By Steven Roberts and Andrew McCulloch
Crowd Funding with the advances of internet technology is becoming a more popular source of generating income and capital in Australia. We have previously addressed recent changes in the Corporation Act and its effects for those seeking to source new debt and equity based funding from Crowd Funding sources. In this edition we will discuss the income tax consequences and the current ATO view on such arrangements.
Understanding the Terminology
First let’s bed down some Crowd Funding basic concepts:
Promoters: Initiator of the project or venture (those seeking funds).
Contributors: Pledgees to the project (those who contribute funds).
Reward-Based Funding: Where a promoter offers goods or services in return for a contribution made.
Donation-Based Funding: Payment is made towards the project without the receipt of anything in return or only for acknowledgement.
Equity-Based Funding: Where payment is made in return for a share or equity interest in that project/venture/entity.
Debt-Based Funding: Where a contributor lends money to a promoter, who in return agrees to a repayment of principle and interest on that loan.
For promoters, before the nature of the income received is considered it is important to determine if the nature of project being conducted is in the form of a business activity.
To determine whether a taxpayer is in the process of carrying on a business one of the following must be met:
- There must be an undertaking of activities in a business like manner and in a commercially viable way. The ATO has issued Taxation Ruling TR98/11 which may assist in this determination.
- The project must have been launched with the implicit intention to derive a profit. This rule applies regardless of whether a profit is ever made, you are not already running a business, the project is not part of the usual course of business or you didn’t know how a profit will be derived.
If a business is not being carried on, it is possible that the monies received will not be assessable income. Similarly any expenses incurred are not deductible.
However, assuming a business is being carried on, the following are the taxation implications depending on the type of funding arrangement:
Nature of Income
- Reward-based funding: The consideration received for the provision of goods and services is considered to be assessable income in the hands of the promoter. Any expenditure incurred in relation to generating that income may also be deductible expense.
- Donations-Based funding: If the donation received has been a product of income-producing activities then it is likely to be determined to be assessable income in the hands of the promoter. The major test comes down to the understanding between the promoter and contributors and what the funds are used for.
- Equity-Based funding: Funds in relation to raising capital is considered to form part of the capital of the business and non-assessable for income tax purposes. Dividends and returns paid back to investors are non-deductible.
- Debt-based funding: Funds received in form of a loan are considered to be debt based and as such not assessable for income tax purposes. Interest paid on the loan is a deductible expense for the taxpayer provided the loan is acquired and used for purposes of generating an income.

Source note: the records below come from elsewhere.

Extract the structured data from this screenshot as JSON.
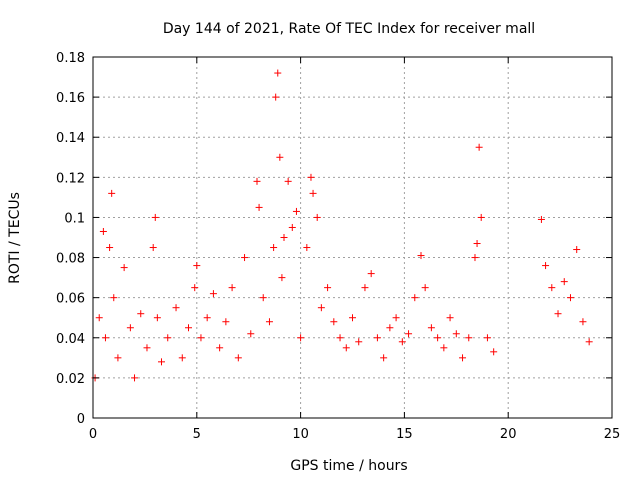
{
  "chart_data": {
    "type": "scatter",
    "title": "Day 144 of 2021, Rate Of TEC Index for receiver mall",
    "xlabel": "GPS time / hours",
    "ylabel": "ROTI / TECUs",
    "xlim": [
      0,
      25
    ],
    "ylim": [
      0,
      0.18
    ],
    "xticks": [
      0,
      5,
      10,
      15,
      20,
      25
    ],
    "yticks": [
      0,
      0.02,
      0.04,
      0.06,
      0.08,
      0.1,
      0.12,
      0.14,
      0.16,
      0.18
    ],
    "xtick_labels": [
      "0",
      "5",
      "10",
      "15",
      "20",
      "25"
    ],
    "ytick_labels": [
      "0",
      "0.02",
      "0.04",
      "0.06",
      "0.08",
      "0.1",
      "0.12",
      "0.14",
      "0.16",
      "0.18"
    ],
    "grid": true,
    "marker": "+",
    "color": "#ff0000",
    "series": [
      {
        "x": [
          0.1,
          0.3,
          0.5,
          0.6,
          0.8,
          0.9,
          1.0,
          1.2,
          1.5,
          1.8,
          2.0,
          2.3,
          2.6,
          2.9,
          3.0,
          3.1,
          3.3,
          3.6,
          4.0,
          4.3,
          4.6,
          4.9,
          5.0,
          5.2,
          5.5,
          5.8,
          6.1,
          6.4,
          6.7,
          7.0,
          7.3,
          7.6,
          7.9,
          8.0,
          8.2,
          8.5,
          8.7,
          8.8,
          8.9,
          9.0,
          9.1,
          9.2,
          9.4,
          9.6,
          9.8,
          10.0,
          10.3,
          10.5,
          10.6,
          10.8,
          11.0,
          11.3,
          11.6,
          11.9,
          12.2,
          12.5,
          12.8,
          13.1,
          13.4,
          13.7,
          14.0,
          14.3,
          14.6,
          14.9,
          15.2,
          15.5,
          15.8,
          16.0,
          16.3,
          16.6,
          16.9,
          17.2,
          17.5,
          17.8,
          18.1,
          18.4,
          18.5,
          18.6,
          18.7,
          19.0,
          19.3,
          21.6,
          21.8,
          22.1,
          22.4,
          22.7,
          23.0,
          23.3,
          23.6,
          23.9
        ],
        "y": [
          0.02,
          0.05,
          0.093,
          0.04,
          0.085,
          0.112,
          0.06,
          0.03,
          0.075,
          0.045,
          0.02,
          0.052,
          0.035,
          0.085,
          0.1,
          0.05,
          0.028,
          0.04,
          0.055,
          0.03,
          0.045,
          0.065,
          0.076,
          0.04,
          0.05,
          0.062,
          0.035,
          0.048,
          0.065,
          0.03,
          0.08,
          0.042,
          0.118,
          0.105,
          0.06,
          0.048,
          0.085,
          0.16,
          0.172,
          0.13,
          0.07,
          0.09,
          0.118,
          0.095,
          0.103,
          0.04,
          0.085,
          0.12,
          0.112,
          0.1,
          0.055,
          0.065,
          0.048,
          0.04,
          0.035,
          0.05,
          0.038,
          0.065,
          0.072,
          0.04,
          0.03,
          0.045,
          0.05,
          0.038,
          0.042,
          0.06,
          0.081,
          0.065,
          0.045,
          0.04,
          0.035,
          0.05,
          0.042,
          0.03,
          0.04,
          0.08,
          0.087,
          0.135,
          0.1,
          0.04,
          0.033,
          0.099,
          0.076,
          0.065,
          0.052,
          0.068,
          0.06,
          0.084,
          0.048,
          0.038
        ]
      }
    ]
  }
}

For contributors, the same considerations in relation to carrying on a business and profit making intentions may be taken into account when trying to determine the eligibility to claim any expenses relating to Crowd Funding. Some contribution types such as Equity-based and Debt-Based funding are viewed to be an investment made by the contributor and as such the income received from these vehicles of funding will be assessable to the taxpayer regardless of whether they are carrying on a business.
Nature of Expense
- Reward-based funding: An expense may be claimed if the goods or service aresourced as part of carrying on a business and generating assessable income.
- Donations-Based funding: Donations may be non-deductible for income tax purposes due to the gift being made in a private manner. Exceptions to this may be when the donation is made to a deductible gift recipient (DRG). Another exception is if the gift is made byway of a grant from a supplier to help a customer increase their production and generate more income for that supplier in the future, or for purposes of sponsorship and advertising.
- Equity-Based funding: Funds contributed for purposes of securing rights or an interest in a project will be capital in nature and therefore non-deductible for income tax purposes. Dividends that are received from the promoter will be deemed to be income assessable in hands of the contributor. Disposal, sale or transfer of the rights and interest in the project may be considered a disposal for Capital Gains Tax purposes.
- Debt-based funding: Any contribution made by way of loan by the contributor will be capital in nature and non-deductible expense. The interest received from the promoter for the provision of such a loan will be assessable income in hands of the taxpayer.
An Important Message
While every effort has been made to provide valuable, useful information in this publication, this firm and any related suppliers or associated companies accept no responsibility or any form of liability from reliance upon or use of its contents. Any suggestions should be considered carefully within your own particular circumstances, as they are intended as general information only.